Uranium Binding on Landoltia punctata as a Result of Formation of Insoluble Nano‑U (VI) and U (IV) Phosphate Minerals

• Published in: ACS sustainable chemistry & engineering Vol. 5; no. 2; pp. 1494 - 1502
• Main Authors: Nie, Xiaoqin, Dong, Faqin, Bian, Liang, Liu, Mingxue, Ding, Congcong, He, Huichao, Yang, Gang, Sun, Shiyong, Qin, Yilin, Huang, Rong, Li, Zheng, Ren, Wei, Wang, Lei
• Format: Journal Article
• Language: English
• Published: American Chemical Society 06.02.2017
• Subjects: Biomineralization; Phase transformation; Landoltia punctata; Uranium; Nanouranium phosphate minerals
• ISSN: 2168-0485; 2168-0485
• DOI: 10.1021/acssuschemeng.6b02109

This work investigated the binding mechanism of uranium by an indigenous Landoltia punctata (La. punctata) in the wastewater at a uranium mine. The results showed that the removal capacity of the living (healthy fronds) and the dead (dried powder) La. punctata toward U (VI) were 40 and 132 mg/g after 2 h at pH 5, respectively.
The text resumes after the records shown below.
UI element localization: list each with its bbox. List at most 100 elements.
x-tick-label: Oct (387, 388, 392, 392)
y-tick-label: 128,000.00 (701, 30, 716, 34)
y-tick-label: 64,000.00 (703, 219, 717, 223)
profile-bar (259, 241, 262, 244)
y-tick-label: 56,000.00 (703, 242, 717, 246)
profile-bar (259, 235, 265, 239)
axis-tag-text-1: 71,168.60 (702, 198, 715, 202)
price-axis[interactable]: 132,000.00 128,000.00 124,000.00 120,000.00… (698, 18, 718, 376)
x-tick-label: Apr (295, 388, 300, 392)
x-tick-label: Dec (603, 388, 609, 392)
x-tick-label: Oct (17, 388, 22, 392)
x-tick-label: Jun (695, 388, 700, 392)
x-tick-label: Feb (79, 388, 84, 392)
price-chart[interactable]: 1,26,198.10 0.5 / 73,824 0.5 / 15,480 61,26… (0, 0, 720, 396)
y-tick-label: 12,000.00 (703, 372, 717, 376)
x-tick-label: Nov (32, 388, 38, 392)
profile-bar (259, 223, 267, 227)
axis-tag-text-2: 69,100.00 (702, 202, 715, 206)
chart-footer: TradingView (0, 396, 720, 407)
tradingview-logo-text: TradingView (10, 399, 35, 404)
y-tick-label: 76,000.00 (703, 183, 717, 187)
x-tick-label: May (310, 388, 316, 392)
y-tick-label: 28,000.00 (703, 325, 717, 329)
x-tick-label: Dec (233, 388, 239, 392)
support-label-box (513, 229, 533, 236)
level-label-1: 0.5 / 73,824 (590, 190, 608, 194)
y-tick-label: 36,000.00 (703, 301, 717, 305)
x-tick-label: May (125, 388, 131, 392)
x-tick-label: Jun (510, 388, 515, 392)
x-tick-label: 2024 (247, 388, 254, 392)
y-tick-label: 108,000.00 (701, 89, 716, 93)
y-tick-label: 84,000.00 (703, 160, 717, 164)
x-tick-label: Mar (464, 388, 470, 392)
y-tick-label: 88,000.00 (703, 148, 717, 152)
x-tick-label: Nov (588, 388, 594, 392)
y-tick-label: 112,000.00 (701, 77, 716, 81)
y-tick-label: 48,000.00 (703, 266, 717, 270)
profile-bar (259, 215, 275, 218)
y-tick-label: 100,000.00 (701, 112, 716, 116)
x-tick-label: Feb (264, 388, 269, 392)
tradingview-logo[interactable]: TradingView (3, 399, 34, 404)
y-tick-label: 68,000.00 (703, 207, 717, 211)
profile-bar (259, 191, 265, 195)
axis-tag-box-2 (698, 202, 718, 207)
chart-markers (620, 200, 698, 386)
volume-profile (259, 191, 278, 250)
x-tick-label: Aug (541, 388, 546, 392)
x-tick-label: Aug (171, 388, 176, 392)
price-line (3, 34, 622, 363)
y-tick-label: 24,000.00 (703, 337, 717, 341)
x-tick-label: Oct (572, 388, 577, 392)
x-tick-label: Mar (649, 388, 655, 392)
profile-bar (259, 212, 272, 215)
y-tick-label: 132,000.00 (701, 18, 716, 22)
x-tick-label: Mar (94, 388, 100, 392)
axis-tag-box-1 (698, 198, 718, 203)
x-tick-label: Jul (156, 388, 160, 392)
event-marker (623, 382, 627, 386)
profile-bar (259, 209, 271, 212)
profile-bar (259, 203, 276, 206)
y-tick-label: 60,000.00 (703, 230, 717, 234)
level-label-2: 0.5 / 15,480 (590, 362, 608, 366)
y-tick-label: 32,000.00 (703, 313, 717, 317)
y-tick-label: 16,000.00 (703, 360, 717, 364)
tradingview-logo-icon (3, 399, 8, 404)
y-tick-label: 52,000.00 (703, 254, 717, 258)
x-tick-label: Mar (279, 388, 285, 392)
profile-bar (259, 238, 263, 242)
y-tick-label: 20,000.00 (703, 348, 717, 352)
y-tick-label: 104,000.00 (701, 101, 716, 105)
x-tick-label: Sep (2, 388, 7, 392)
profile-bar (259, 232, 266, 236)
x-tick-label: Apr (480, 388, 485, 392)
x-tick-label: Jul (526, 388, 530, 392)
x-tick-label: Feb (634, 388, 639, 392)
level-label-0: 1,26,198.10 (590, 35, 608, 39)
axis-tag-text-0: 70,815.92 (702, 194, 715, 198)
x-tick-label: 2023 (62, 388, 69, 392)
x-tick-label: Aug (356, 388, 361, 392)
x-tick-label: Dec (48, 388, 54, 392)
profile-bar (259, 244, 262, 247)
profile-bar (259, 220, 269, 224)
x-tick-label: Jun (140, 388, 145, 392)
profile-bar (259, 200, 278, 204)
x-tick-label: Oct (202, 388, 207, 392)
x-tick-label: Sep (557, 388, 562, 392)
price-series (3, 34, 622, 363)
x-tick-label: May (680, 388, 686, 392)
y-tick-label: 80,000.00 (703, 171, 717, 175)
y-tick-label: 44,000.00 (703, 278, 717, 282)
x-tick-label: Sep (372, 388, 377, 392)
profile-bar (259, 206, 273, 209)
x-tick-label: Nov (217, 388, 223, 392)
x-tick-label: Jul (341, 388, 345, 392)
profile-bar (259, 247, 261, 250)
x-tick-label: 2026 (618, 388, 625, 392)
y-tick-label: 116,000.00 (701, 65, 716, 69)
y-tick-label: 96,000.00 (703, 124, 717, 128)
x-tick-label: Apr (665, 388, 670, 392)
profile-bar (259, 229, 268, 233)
The U (VI) removal mechanisms of La. punctata were dependent on the pH of wastewater. SEM images and spectroscopic analysis indicated that U (VI) was immobilized as lamellar crystal–insoluble nano-U (VI) and U (IV) phosphate minerals such as chernikovite by the living La. punctata at acidic pH after 30 min, which might have resulted from the binding with phosphate groups that were likely released from the organophosphorus of the living cells. In a contrast, U (VI) mainly existed as amorphous on the dead La. punctata via the complexation with amino and hydroxyl groups. Chernikovite was reduced into UO2 after hydrothermal treatment, while the main phase of uranium was transformed into other U (VI) and U (IV) phosphate minerals after ashing treatment. This simple process of biomineralization and reduction provides a potential method for the treatment of uranium-contaminated wastewater using the living La. punctata.